Find the points of intersection between circle and a parable:
circle: $x^2 + y^2 - 2x + 4y - 11 = 0$
parable: $y = (-x^2+ 2x + 1 - 2\sqrt{3})$
I don't understand how to solve this, I really tried, but was useless.
If anyone can help me, I am very grateful.
The point at which the circle and parabola interect, $(x_0,y_0),$ satisfies both equations, so
$x_0^2+y_0^2-2x_0+4y_0-11=0 \tag{1}$
$\color{green}{y_0=-x_0^2+2x_0+1-2\sqrt{3}} \tag{2}$
Now, solve $(1)$ and $(2)$ simultaneously!
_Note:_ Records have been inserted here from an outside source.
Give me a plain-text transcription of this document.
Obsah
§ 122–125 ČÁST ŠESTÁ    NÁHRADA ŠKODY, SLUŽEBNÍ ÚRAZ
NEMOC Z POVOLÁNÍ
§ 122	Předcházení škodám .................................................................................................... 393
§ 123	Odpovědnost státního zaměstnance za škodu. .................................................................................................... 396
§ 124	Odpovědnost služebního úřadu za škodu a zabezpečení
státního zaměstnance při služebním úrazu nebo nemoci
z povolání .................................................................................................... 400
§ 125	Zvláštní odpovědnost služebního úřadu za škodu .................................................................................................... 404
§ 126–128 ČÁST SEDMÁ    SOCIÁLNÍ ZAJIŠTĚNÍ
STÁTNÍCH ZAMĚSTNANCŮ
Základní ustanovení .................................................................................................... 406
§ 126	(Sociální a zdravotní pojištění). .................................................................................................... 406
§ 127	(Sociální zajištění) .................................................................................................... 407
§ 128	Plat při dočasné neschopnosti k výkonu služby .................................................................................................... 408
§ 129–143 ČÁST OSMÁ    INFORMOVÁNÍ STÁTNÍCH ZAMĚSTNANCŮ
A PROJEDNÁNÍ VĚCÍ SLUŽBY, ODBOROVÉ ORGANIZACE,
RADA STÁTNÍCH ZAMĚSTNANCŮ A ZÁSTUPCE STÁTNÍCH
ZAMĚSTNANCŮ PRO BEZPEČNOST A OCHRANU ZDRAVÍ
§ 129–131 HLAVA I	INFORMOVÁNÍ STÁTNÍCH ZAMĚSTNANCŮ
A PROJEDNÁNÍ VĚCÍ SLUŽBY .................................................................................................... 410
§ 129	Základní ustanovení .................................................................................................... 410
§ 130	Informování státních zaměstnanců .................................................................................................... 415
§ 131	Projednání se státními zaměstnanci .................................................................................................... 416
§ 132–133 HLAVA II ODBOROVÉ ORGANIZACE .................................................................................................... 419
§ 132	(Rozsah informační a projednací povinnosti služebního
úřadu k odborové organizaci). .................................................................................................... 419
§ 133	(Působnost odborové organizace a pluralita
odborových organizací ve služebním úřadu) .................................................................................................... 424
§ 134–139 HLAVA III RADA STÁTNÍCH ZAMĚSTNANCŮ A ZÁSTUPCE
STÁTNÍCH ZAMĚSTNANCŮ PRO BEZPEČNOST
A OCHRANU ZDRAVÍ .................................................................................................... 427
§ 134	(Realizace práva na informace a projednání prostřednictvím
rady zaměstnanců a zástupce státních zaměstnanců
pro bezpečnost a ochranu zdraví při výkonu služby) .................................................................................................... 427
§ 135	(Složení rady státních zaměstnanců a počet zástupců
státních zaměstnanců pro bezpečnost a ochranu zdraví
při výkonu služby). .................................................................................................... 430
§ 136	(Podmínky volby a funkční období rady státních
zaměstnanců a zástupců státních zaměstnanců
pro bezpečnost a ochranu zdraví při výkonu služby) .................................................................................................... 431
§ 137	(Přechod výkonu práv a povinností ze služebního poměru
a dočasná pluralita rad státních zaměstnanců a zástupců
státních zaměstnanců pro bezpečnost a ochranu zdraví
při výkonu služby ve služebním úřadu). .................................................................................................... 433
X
Hint: substitute $\color{green}{y_0=-x_0^2+2x_0+1-2\sqrt{3}}$ into $(1)$ to give:
$$x_0^2+[\color{green}{-x_0^2+2x_0+1-2\sqrt{3}}]^2-2x_0+4[\color{green}{-x_0^2+2x_0+1-2\sqrt{3}}]-11=0 \tag{3}.$$
Solve $(3)$, for $x_0$.
Once you have solved $(3)$ for $x_0$, sub this into either $(1)$ or $(2)$ to find $y_0$.